The Connecticut Democrat actively worked to pass more gun control legislation in the wake of the December 2012 shootings at Sandy Hook Elementary School in Newtown, Conn. Every single bill, ranging from a ban on military-style assault weapons to a strengthening of background checks, failed to garner enough support to pass even the Democrat-controlled Senate.
Blumenthal said Sunday that the shootings remind him of the Sandy Hook aftermath.
"I really, sincerely hope that this tragedy, this unimaginable, unspeakable tragedy will provide an impetus to bring back measures that will keep guns out of the hands of dangerous people who are severely troubled or deranged like this young man was, and provide resources," Blumenthal said. "We need mental health resources and that initiative, I hope, will provide a common ground, a point of consensus that will bring us together in the Congress and enable the majority."
CBS News' Major Garrett pressed Blumenthal on whether any legislation might have stopped suspect Elliott Rodger from legally purchasing the three handguns he used in the attack, which left six dead and thirteen injured.
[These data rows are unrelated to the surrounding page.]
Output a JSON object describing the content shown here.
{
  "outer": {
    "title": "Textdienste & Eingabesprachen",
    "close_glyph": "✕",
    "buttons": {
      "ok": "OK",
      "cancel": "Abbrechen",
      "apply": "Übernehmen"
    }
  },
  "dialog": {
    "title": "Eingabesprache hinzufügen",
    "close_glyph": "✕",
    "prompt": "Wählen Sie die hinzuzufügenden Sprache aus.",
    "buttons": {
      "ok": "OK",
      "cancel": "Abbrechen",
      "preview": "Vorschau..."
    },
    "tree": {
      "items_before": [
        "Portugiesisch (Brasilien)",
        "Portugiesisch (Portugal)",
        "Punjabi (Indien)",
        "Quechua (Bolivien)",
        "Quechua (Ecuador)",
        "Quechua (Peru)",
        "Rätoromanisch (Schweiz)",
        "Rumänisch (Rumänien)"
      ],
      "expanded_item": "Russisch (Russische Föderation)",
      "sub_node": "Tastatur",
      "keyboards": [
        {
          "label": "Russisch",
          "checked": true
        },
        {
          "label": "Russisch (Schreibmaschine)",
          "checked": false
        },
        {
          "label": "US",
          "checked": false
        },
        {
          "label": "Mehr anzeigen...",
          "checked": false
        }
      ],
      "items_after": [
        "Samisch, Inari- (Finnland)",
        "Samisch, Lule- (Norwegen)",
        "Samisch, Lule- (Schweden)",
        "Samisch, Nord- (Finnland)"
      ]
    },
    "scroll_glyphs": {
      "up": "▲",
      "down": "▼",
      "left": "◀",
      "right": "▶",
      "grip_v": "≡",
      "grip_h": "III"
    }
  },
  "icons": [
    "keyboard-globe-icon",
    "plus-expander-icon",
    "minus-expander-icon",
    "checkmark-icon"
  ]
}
The senator noted that the legislation that failed in Congress last year would have given more resources for police departments to diagnose and detect mental illness and intervene.
"Obviously, not every kind of gun violence is going to be prevented by law, it's out of Washington, but at least we can make a start," he added.
Sen. John Thune, R-S.D., did not weigh in on further legislation to limit gun sales, but backed Blumenthal's push for efforts to improve mental health care.
Thune said that Congress should work on ensuring "that we have policies in place that allow people with mental health issues like these to be diagnosed and to be treated."
"I think that's something on which there is agreement and that's where we ought to be focusing our efforts," he said.